連載『lit!』第52回:Billy Woods & Kenny Segal、Kaytranada & Aminé、IDK……“移動”や“旅”をモチーフにしたヒップホップ5作
8月に開催を控える『SUMMER SONIC 2023』に出演するケンドリック・ラマーをはじめ、海外アーティストの来日公演が続々と決まっていく夏。周囲でも海外アーティストの来日が話題になり、いよいよ人々が“旅”、もしくは“移動”を取り戻し始めた印象がある。一方、世界的に資本格差が広がる中で、以前のように海外旅行や旅を庶民的なものとして認識しづらくなっているのも現状ではあるのだが……。

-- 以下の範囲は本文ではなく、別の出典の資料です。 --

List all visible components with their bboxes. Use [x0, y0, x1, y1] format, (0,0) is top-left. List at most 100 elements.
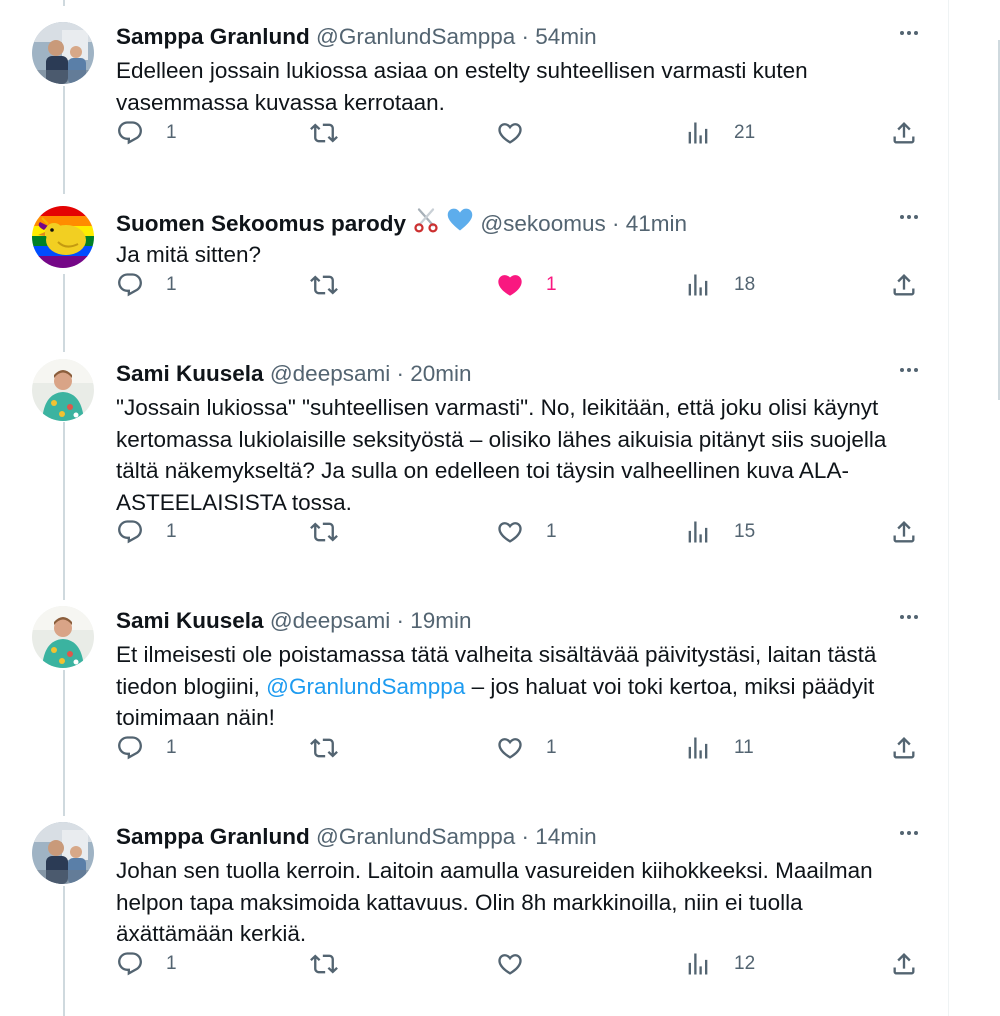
tweet-content: Samppa Granlund @GranlundSamppa · 14min J… [116, 822, 918, 976]
share-icon [890, 119, 918, 147]
reply-count: 1 [166, 521, 177, 542]
views-button[interactable]: 12 [684, 949, 755, 979]
reply-button[interactable]: 1 [116, 517, 177, 547]
tweet-content: Samppa Granlund @GranlundSamppa · 54min E… [116, 22, 918, 145]
user-handle[interactable]: @GranlundSamppa [316, 824, 515, 849]
action-bar: 1 21 [116, 118, 916, 148]
avatar[interactable] [32, 822, 94, 884]
display-name[interactable]: Sami Kuusela [116, 608, 264, 633]
more-options-button[interactable] [896, 822, 922, 852]
action-bar: 1 1 18 [116, 270, 916, 300]
feed-column-border [948, 0, 949, 1016]
retweet-button[interactable] [310, 270, 360, 300]
like-button[interactable]: 1 [496, 733, 557, 763]
retweet-button[interactable] [310, 733, 360, 763]
timestamp[interactable]: 41min [626, 211, 687, 236]
profile-photo-sami [32, 359, 94, 421]
tweet-header: Suomen Sekoomus parody @sekoomus · 41min [116, 206, 918, 236]
views-button[interactable]: 21 [684, 118, 755, 148]
views-button[interactable]: 18 [684, 270, 755, 300]
retweet-icon [310, 271, 338, 299]
retweet-icon [310, 119, 338, 147]
tweet-text: Ja mitä sitten? [116, 239, 916, 271]
meta-separator: · [521, 24, 530, 49]
more-options-icon [897, 605, 921, 637]
views-count: 12 [734, 953, 756, 974]
more-options-icon [897, 358, 921, 390]
retweet-icon [310, 518, 338, 546]
views-icon [684, 950, 712, 978]
text-segment: Ja mitä sitten? [116, 242, 262, 267]
share-button[interactable] [890, 118, 918, 148]
meta-separator: · [396, 608, 405, 633]
retweet-icon [310, 734, 338, 762]
tweet-header: Samppa Granlund @GranlundSamppa · 54min [116, 22, 918, 52]
tweet-content: Sami Kuusela @deepsami · 19min Et ilmeise… [116, 606, 918, 760]
timestamp[interactable]: 14min [535, 824, 596, 849]
timestamp[interactable]: 54min [535, 24, 596, 49]
tweet[interactable]: Samppa Granlund @GranlundSamppa · 54min E… [0, 22, 948, 158]
retweet-button[interactable] [310, 118, 360, 148]
retweet-button[interactable] [310, 949, 360, 979]
user-handle[interactable]: @deepsami [270, 608, 390, 633]
reply-count: 1 [166, 737, 177, 758]
tweet-header: Samppa Granlund @GranlundSamppa · 14min [116, 822, 918, 852]
views-count: 18 [734, 274, 756, 295]
more-options-button[interactable] [896, 22, 922, 52]
user-handle[interactable]: @deepsami [270, 361, 390, 386]
like-button[interactable]: 1 [496, 517, 557, 547]
profile-photo-samppa [32, 822, 94, 884]
more-options-button[interactable] [896, 359, 922, 389]
reply-icon [116, 734, 144, 762]
tweet[interactable]: Sami Kuusela @deepsami · 20min "Jossain l… [0, 359, 948, 557]
share-button[interactable] [890, 949, 918, 979]
display-name[interactable]: Samppa Granlund [116, 24, 310, 49]
timestamp[interactable]: 19min [410, 608, 471, 633]
display-name[interactable]: Samppa Granlund [116, 824, 310, 849]
reply-button[interactable]: 1 [116, 733, 177, 763]
tweet[interactable]: Sami Kuusela @deepsami · 19min Et ilmeise… [0, 606, 948, 773]
like-icon [496, 734, 524, 762]
tweet-header: Sami Kuusela @deepsami · 19min [116, 606, 918, 636]
tweet-text: Et ilmeisesti ole poistamassa tätä valhe… [116, 639, 916, 734]
action-bar: 1 1 11 [116, 733, 916, 763]
reply-button[interactable]: 1 [116, 118, 177, 148]
text-segment: Johan sen tuolla kerroin. Laitoin aamull… [116, 858, 873, 946]
reply-count: 1 [166, 122, 177, 143]
display-name[interactable]: Suomen Sekoomus parody [116, 211, 406, 236]
reply-icon [116, 271, 144, 299]
more-options-button[interactable] [896, 206, 922, 236]
display-name[interactable]: Sami Kuusela [116, 361, 264, 386]
avatar[interactable] [32, 359, 94, 421]
avatar[interactable] [32, 22, 94, 84]
avatar[interactable] [32, 206, 94, 268]
more-options-icon [897, 205, 921, 237]
tweet-content: Suomen Sekoomus parody @sekoomus · 41min… [116, 206, 918, 297]
avatar[interactable] [32, 606, 94, 668]
reply-button[interactable]: 1 [116, 270, 177, 300]
more-options-icon [897, 21, 921, 53]
user-handle[interactable]: @sekoomus [480, 211, 605, 236]
views-button[interactable]: 15 [684, 517, 755, 547]
tweet[interactable]: Suomen Sekoomus parody @sekoomus · 41min… [0, 206, 948, 310]
views-icon [684, 734, 712, 762]
like-count: 1 [546, 521, 557, 542]
like-button[interactable] [496, 949, 546, 979]
like-filled-icon [496, 271, 524, 299]
views-button[interactable]: 11 [684, 733, 754, 763]
mention-link[interactable]: @GranlundSamppa [266, 674, 465, 699]
like-button[interactable]: 1 [496, 270, 557, 300]
rainbow-bird-logo [32, 206, 94, 268]
share-button[interactable] [890, 517, 918, 547]
share-button[interactable] [890, 270, 918, 300]
like-count: 1 [546, 737, 557, 758]
more-options-button[interactable] [896, 606, 922, 636]
reply-button[interactable]: 1 [116, 949, 177, 979]
user-handle[interactable]: @GranlundSamppa [316, 24, 515, 49]
retweet-button[interactable] [310, 517, 360, 547]
scissors-emoji [412, 206, 440, 242]
like-button[interactable] [496, 118, 546, 148]
tweet[interactable]: Samppa Granlund @GranlundSamppa · 14min J… [0, 822, 948, 989]
timestamp[interactable]: 20min [410, 361, 471, 386]
share-button[interactable] [890, 733, 918, 763]
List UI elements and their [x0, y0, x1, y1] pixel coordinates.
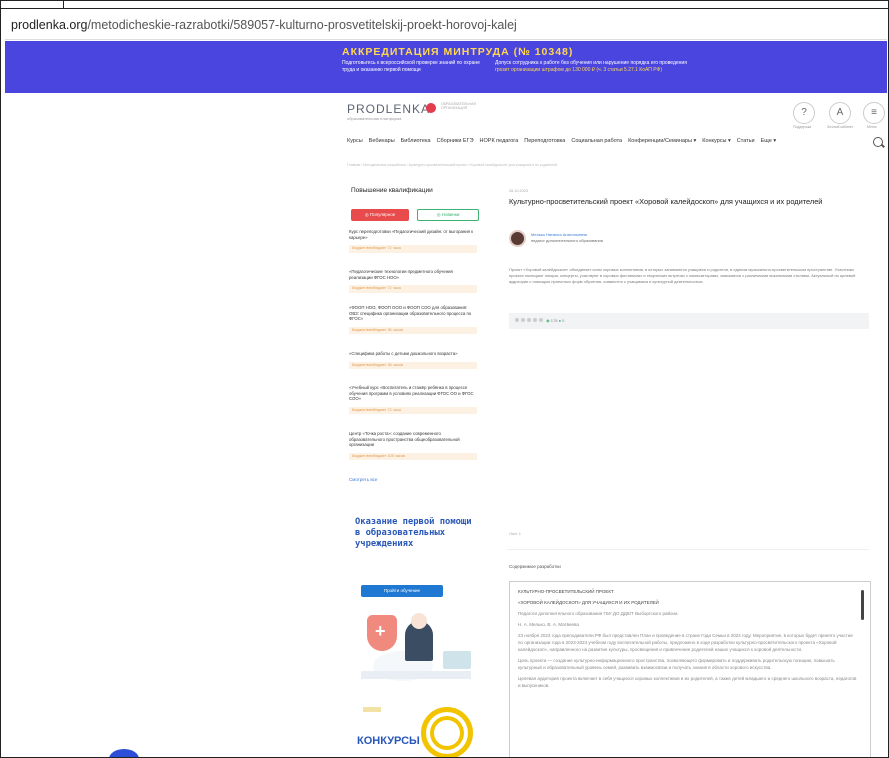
document-line: Педагоги дополнительного образования ГБУ…	[518, 611, 678, 616]
main-nav: Курсы Вебинары Библиотека Сборники ЕГЭ Н…	[347, 138, 776, 150]
document-section-label: Содержимое разработки	[509, 564, 561, 569]
comments-icon: ●	[558, 318, 561, 323]
banner-text-warning: грозит организации штрафом до 130 000 ₽ …	[495, 66, 663, 73]
nav-item-conferences[interactable]: Конференции/Семинары ▾	[628, 138, 696, 150]
accreditation-banner[interactable]: АККРЕДИТАЦИЯ МИНТРУДА (№ 10348) Подготов…	[5, 41, 887, 93]
document-line: Цель проекта — создание культурно-информ…	[518, 658, 835, 670]
site-logo-subtitle: образовательная платформа	[347, 116, 402, 121]
url-path: /metodicheskie-razrabotki/589057-kulturn…	[87, 18, 517, 32]
floating-widget[interactable]	[109, 749, 139, 757]
promo-title: Оказание первой помощи в образовательных…	[355, 517, 472, 549]
rating-star-icon[interactable]	[515, 318, 519, 322]
first-aid-promo[interactable]: Оказание первой помощи в образовательных…	[343, 501, 483, 681]
course-price: Бюджет/внебюджет 72 часа	[349, 245, 477, 253]
rating-star-icon[interactable]	[539, 318, 543, 322]
article-title: Культурно-просветительский проект «Хоров…	[509, 197, 823, 206]
contests-promo[interactable]: КОНКУРСЫ	[343, 699, 483, 757]
course-item[interactable]: «ФООП НОО, ФООП ООО и ФООП СОО для образ…	[349, 305, 477, 335]
document-line: Н. А. Мелько, В. А. Матвеева	[518, 622, 579, 627]
nav-item-social[interactable]: Социальная работа	[571, 138, 622, 150]
contests-label: КОНКУРСЫ	[357, 735, 420, 747]
banner-text-left: Подготовьтесь к всероссийской проверке з…	[342, 60, 480, 73]
nav-item-library[interactable]: Библиотека	[401, 138, 431, 150]
author-info[interactable]: Мелько Наталья Анатольевна педагог допол…	[531, 232, 603, 244]
sidebar-courses: Повышение квалификации ◎ Популярное ◎ Но…	[343, 181, 483, 491]
nav-item-ege[interactable]: Сборники ЕГЭ	[437, 138, 474, 150]
breadcrumb[interactable]: Главная / Методические разработки / Куль…	[347, 163, 867, 169]
divider	[507, 549, 869, 550]
nav-item-contests[interactable]: Конкурсы ▾	[702, 138, 731, 150]
course-item[interactable]: Центр «Точка роста»: создание современно…	[349, 431, 477, 461]
views-count: 178	[550, 318, 558, 323]
rating-star-icon[interactable]	[527, 318, 531, 322]
document-content: КУЛЬТУРНО-ПРОСВЕТИТЕЛЬСКИЙ ПРОЕКТ «ХОРОВ…	[518, 588, 858, 693]
medical-shield-icon	[367, 615, 397, 651]
document-line: КУЛЬТУРНО-ПРОСВЕТИТЕЛЬСКИЙ ПРОЕКТ	[518, 589, 614, 594]
document-line: Целевая аудитория проекта включает в себ…	[518, 676, 857, 688]
course-price: Бюджет/внебюджет 36 часов	[349, 361, 477, 370]
course-item[interactable]: «Специфика работы с детьми дошкольного в…	[349, 351, 477, 370]
course-price: Бюджет/внебюджет 36 часов	[349, 326, 477, 335]
sidebar-title: Повышение квалификации	[351, 187, 433, 194]
document-line: 23 ноября 2023 года преподаватели РФ был…	[518, 633, 853, 652]
course-item[interactable]: Курс переподготовки «Педагогический диза…	[349, 229, 477, 253]
document-viewer[interactable]: КУЛЬТУРНО-ПРОСВЕТИТЕЛЬСКИЙ ПРОЕКТ «ХОРОВ…	[509, 581, 871, 757]
nav-item-courses[interactable]: Курсы	[347, 138, 363, 150]
menu-icon[interactable]: ≡	[863, 102, 885, 124]
course-title: «Специфика работы с детьми дошкольного в…	[349, 351, 458, 356]
partner-logo-icon	[426, 103, 436, 113]
nav-item-retraining[interactable]: Переподготовка	[524, 138, 565, 150]
contests-ring-icon	[421, 707, 473, 757]
course-title: «Учебный курс «Воспитатель и стажёр ребё…	[349, 385, 474, 402]
author-role: педагог дополнительного образования	[531, 238, 603, 243]
nav-item-nork[interactable]: НОРК педагога	[480, 138, 519, 150]
contests-decoration	[363, 707, 381, 712]
user-label: Личный кабинет	[827, 125, 854, 129]
help-icon[interactable]: ?	[793, 102, 815, 124]
views-icon: ◉	[546, 318, 550, 323]
rating-star-icon[interactable]	[533, 318, 537, 322]
course-price: Бюджет/внебюджет 72 часа	[349, 406, 477, 415]
course-title: Центр «Точка роста»: создание современно…	[349, 431, 460, 448]
course-title: Курс переподготовки «Педагогический диза…	[349, 229, 474, 240]
article-date: 28.10.2023	[509, 189, 529, 193]
course-item[interactable]: «Учебный курс «Воспитатель и стажёр ребё…	[349, 385, 477, 415]
banner-title: АККРЕДИТАЦИЯ МИНТРУДА (№ 10348)	[342, 46, 574, 58]
user-icon[interactable]: A	[829, 102, 851, 124]
url-domain: prodlenka.org	[11, 18, 88, 32]
article-stats-bar: ◉ 178 ● 0	[509, 313, 869, 329]
document-scrollbar[interactable]	[861, 590, 864, 620]
doctor-face-illustration	[411, 613, 427, 629]
banner-text-right: Допуск сотрудника к работе без обучения …	[495, 60, 795, 73]
course-title: «ФООП НОО, ФООП ООО и ФООП СОО для образ…	[349, 305, 472, 322]
author-avatar[interactable]	[509, 230, 526, 247]
new-button[interactable]: ◎ Новинки	[417, 209, 479, 221]
promo-button[interactable]: Пройти обучение	[361, 585, 443, 597]
page-label: Лист 1	[509, 531, 522, 536]
rating-star-icon[interactable]	[521, 318, 525, 322]
see-all-link[interactable]: Смотреть все	[349, 477, 377, 482]
laptop-illustration	[443, 651, 471, 669]
popular-button[interactable]: ◎ Популярное	[351, 209, 409, 221]
partner-logo-text: ОБРАЗОВАТЕЛЬНАЯ ОРГАНИЗАЦИЯ	[441, 102, 476, 110]
site-logo[interactable]: PRODLENKA	[347, 102, 430, 116]
window-top-strip	[1, 1, 888, 9]
nav-item-more[interactable]: Еще ▾	[761, 138, 776, 150]
article-description: Проект «Хоровой калейдоскоп» объединяет …	[509, 267, 856, 285]
course-title: «Педагогические технологии предметного о…	[349, 269, 453, 280]
nav-item-articles[interactable]: Статьи	[737, 138, 755, 150]
desk-illustration	[361, 671, 471, 679]
nav-item-webinars[interactable]: Вебинары	[369, 138, 395, 150]
address-bar[interactable]: prodlenka.org/metodicheskie-razrabotki/5…	[5, 10, 887, 40]
course-price: Бюджет/внебюджет 72 часа	[349, 285, 477, 293]
help-label: Поддержка	[793, 125, 812, 129]
search-icon[interactable]	[873, 137, 883, 147]
document-line: «ХОРОВОЙ КАЛЕЙДОСКОП» ДЛЯ УЧАЩИХСЯ И ИХ …	[518, 600, 659, 605]
course-price: Бюджет/внебюджет 108 часов	[349, 452, 477, 461]
menu-label: Меню	[867, 125, 877, 129]
browser-frame: prodlenka.org/metodicheskie-razrabotki/5…	[0, 0, 889, 758]
course-item[interactable]: «Педагогические технологии предметного о…	[349, 269, 477, 293]
comments-count: 0	[562, 318, 565, 323]
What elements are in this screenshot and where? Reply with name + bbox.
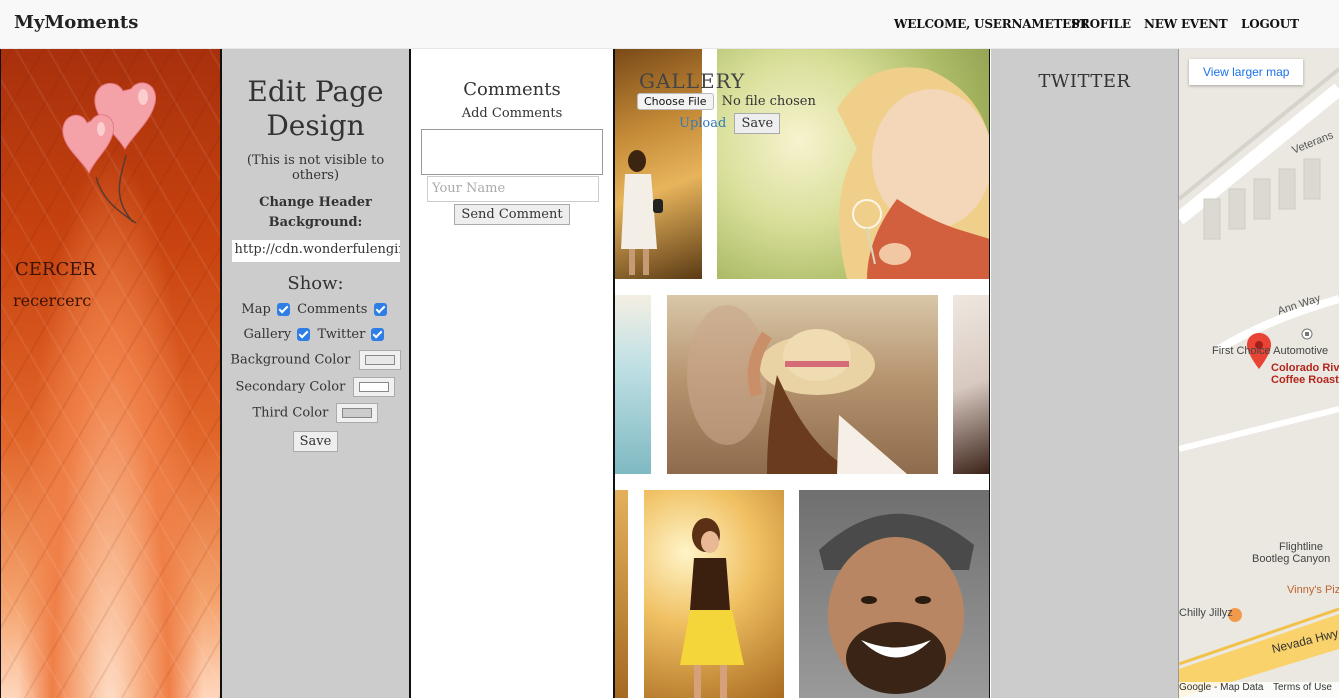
event-title: CERCER [15, 259, 96, 280]
gallery-photo-4[interactable] [667, 295, 938, 474]
nav-welcome-link[interactable]: WELCOME, USERNAMETEST [894, 17, 1088, 31]
header-background-panel: CERCER recercerc [0, 49, 222, 698]
comments-checkbox[interactable] [373, 303, 387, 316]
secondary-color-picker[interactable] [353, 376, 396, 397]
gallery-checkbox[interactable] [297, 328, 311, 341]
gallery-save-button[interactable]: Save [734, 113, 781, 134]
map-label-chilly-jillyz: Chilly Jillyz [1179, 607, 1233, 619]
map-label-bootleg-canyon: Bootleg Canyon [1252, 553, 1331, 565]
twitter-option-label: Twitter [317, 327, 366, 342]
edit-visibility-note: (This is not visible to others) [246, 153, 385, 183]
terms-of-use-link[interactable]: Terms of Use [1273, 682, 1332, 693]
nav-new-event-link[interactable]: NEW EVENT [1144, 17, 1228, 31]
smiling-man-figure [819, 513, 974, 694]
secondary-color-label: Secondary Color [235, 379, 346, 394]
gallery-photo-8[interactable] [799, 490, 989, 698]
twitter-title: TWITTER [1038, 71, 1131, 92]
third-color-label: Third Color [252, 405, 329, 421]
gallery-photo-5[interactable] [953, 295, 989, 474]
map-panel[interactable]: View larger map Veterans Ann Way First C… [1179, 49, 1339, 698]
gallery-photo-7[interactable] [644, 490, 784, 698]
edit-page-title: Edit Page Design [247, 75, 384, 142]
comment-textarea[interactable] [421, 129, 603, 175]
secondary-color-row: Secondary Color [222, 376, 409, 398]
nav-profile-link[interactable]: PROFILE [1071, 17, 1131, 31]
third-color-row: Third Color [222, 403, 409, 424]
map-footer: Google - Map Data Terms of Use [1179, 682, 1339, 698]
choose-file-button[interactable]: Choose File [637, 93, 714, 110]
brand-link[interactable]: MyMoments [14, 12, 138, 33]
upload-link[interactable]: Upload [679, 116, 726, 131]
map-label-coffee-roasters: Coffee Roasters [1271, 374, 1339, 386]
map-label-flightline: Flightline [1279, 541, 1324, 553]
gallery-title: GALLERY [639, 69, 746, 93]
gallery-photo-2[interactable] [717, 49, 989, 279]
third-color-picker[interactable] [336, 403, 379, 423]
view-larger-map-button[interactable]: View larger map [1189, 59, 1304, 85]
map-checkbox[interactable] [276, 303, 290, 316]
edit-design-panel: Edit Page Design (This is not visible to… [222, 49, 411, 698]
show-options-row-2: Gallery Twitter [222, 325, 409, 344]
gallery-option-label: Gallery [243, 327, 292, 342]
background-color-label: Background Color [230, 352, 351, 368]
change-header-label: Change Header Background: [259, 195, 372, 230]
show-label: Show: [287, 273, 344, 294]
map-data-text: Google - Map Data [1179, 682, 1264, 693]
header-url-input[interactable]: http://cdn.wonderfulengin [230, 239, 401, 263]
name-input[interactable]: Your Name [427, 176, 599, 202]
map-label-colorado-river: Colorado River [1271, 362, 1339, 374]
comments-panel: Comments Add Comments Your Name Send Com… [411, 49, 615, 698]
map-option-label: Map [241, 302, 271, 317]
comments-title: Comments [463, 79, 561, 100]
file-upload-row: Choose File No file chosen [637, 93, 816, 110]
event-subtitle: recercerc [13, 291, 92, 310]
gallery-panel: GALLERY Choose File No file chosen Uploa… [615, 49, 990, 698]
map-label-vinnys-pizza: Vinny's Pizza [1287, 584, 1339, 596]
show-options-row-1: Map Comments [222, 300, 409, 319]
nav-logout-link[interactable]: LOGOUT [1241, 17, 1299, 31]
upload-row: Upload Save [679, 113, 781, 134]
send-comment-button[interactable]: Send Comment [454, 204, 570, 225]
navbar: MyMoments WELCOME, USERNAMETEST PROFILE … [0, 0, 1339, 49]
gallery-photo-6[interactable] [615, 490, 628, 698]
woman-hat-figure [687, 305, 907, 474]
map-label-first-choice: First Choice Automotive [1212, 345, 1329, 357]
no-file-text: No file chosen [721, 94, 816, 109]
add-comments-label: Add Comments [461, 106, 563, 121]
comments-option-label: Comments [297, 302, 368, 317]
twitter-checkbox[interactable] [371, 328, 385, 341]
woman-yellow-dress-figure [680, 518, 744, 698]
twitter-panel: TWITTER [991, 49, 1179, 698]
save-design-button[interactable]: Save [292, 430, 339, 452]
heart-balloons-icon [62, 82, 156, 224]
background-color-row: Background Color [222, 350, 409, 371]
child-dandelion-figure [837, 67, 989, 279]
gallery-photo-3[interactable] [615, 295, 651, 474]
background-color-picker[interactable] [358, 350, 401, 370]
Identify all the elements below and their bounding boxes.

いずれにしても、ポストコロナにおいて、移動や実存の価値や問いを携えることは重要だろう。今回はサウンドやリリックにおいて、様々な移動や旅をパッケージするヒップホップアルバムを5枚紹介する。
Billy Woods & Kenny Segal『Maps』
笑えてきてしまうくらいに、どこにいても不安が拭えない。そんな感覚を描くニューヨークのラッパー Billy Woodsとロサンゼルスのプロデューサー Kenny Segalによる新作。2人が組んだ前作『Hiding Places』(2019年)における相性の良さはそのままに、ビートスイッチや違和感を与える曲の繋ぎなどの編集において、緻密さとラフさが混ざった不思議な感触を獲得している。Billy Woodsのラップは硬派かつ緩やか、リリックは複雑さとユーモアに富んでいるが、何よりも本作においては“旅”をモチーフとするストーリーテリングのユニークさが特出している。
12曲目「FaceTime (feat. Samuel T. Herring)」は、旅先の自然や様々な場所の光景を描写しながら、スマホ一台でどこにでも行けるポストコロナ以降の移動不要の旅の空虚さを写し、16曲目「NYC Tapwater」はニューヨークのストリートの現状と生活を思いの外ストレートに描写する。自らのルーツ、現代まで蔓延る人種問題にもアクセスするスケール感はいかにもWoodsらしいが、同時に、よりアイロニカルかつ俗っぽくあけすけな現代生活の描写も特徴と言えるだろう。複雑ながら鮮やかに時間と場所を移動する、唯一無二の傑作。
IDK『F65』
ポップさと繊細さを湛えるIDKの新作は、1曲目「Cape Coast」においてF1解説者 デビッド・クロフトの実況音声が聞こえる通り、レースのモチーフを通して、自らの感情的な旅を描く。メロディアスなフロウで全体を滑らかに繋ぎながらも、数多くの音の展開に満ち、カラフルな印象がある。それはまるで、緩やかに見えて、F1レースのようなハードでアグレッシブな走行を見せてくれるようでもある。
そんなわけで、53分22曲のボリューミーな内容をハイスピードで駆け抜ける本作は、IDKが抱える弱さと、社会生活をする中で黒人として感じる違和感(特に7曲目「Mr. Police」はアイロニーに満ちた強烈な曲である)をパッケージする。たまにつく悪態や執着は恋人などの他者や外的なものに向けられるが、この走行の中でIDKは内面に向き合いながら、ありのままの自分を受け入れる方向に移動している印象がある。もっとも障害物としてではなく、展開のスピードを高めるために、つまりはアクセルを踏ませるために、多様なビートや楽器のサウンドが挿しこまれ、自由かつ垢抜けた空気感によって作品全体が覆われており、少なからず重みのある主題に反して、身軽さを付与していると言えるだろう。
Deante’ Hitchcock『Once Upon A Time』
アトランタのラッパー Deante' Hitchcockによる新作。高らかに歌い上げる1曲目からしてメロディアスな作風の本作は、マーヴィン・ゲイやルーサー・ヴァンドロスの名前が登場するように、クラシックなR&Bへの憧憬が目立つ作品である。多様かつ美しいコーラスに溢れ、ハイトーンでメロディアスなHitchcockのフロウも相まって、ひたすら風通しのいいサウンドに仕上がっている。ある種の清涼感がある雰囲気の中で、リリックはR&Bらしい色恋に溢れ、生々しく感傷的な歌が大半を占める。それは最終曲「May 26th (feat. Samoht)」のタイトルが日付であることが意味するように、まるでパートナーとの日々を回想するように。まさしく記憶の旅であり、彼自身も家族を持ったことによって、世界やリレーションシップの視点が変わる場面も映す。Big K.R.I.T.やWestside Boogie、DRAMなど客演陣にも一貫性があり、全体のムードを統一しつつも、ラップと歌唱のシンプルかつ巧妙なバランスによって展開を作り出している。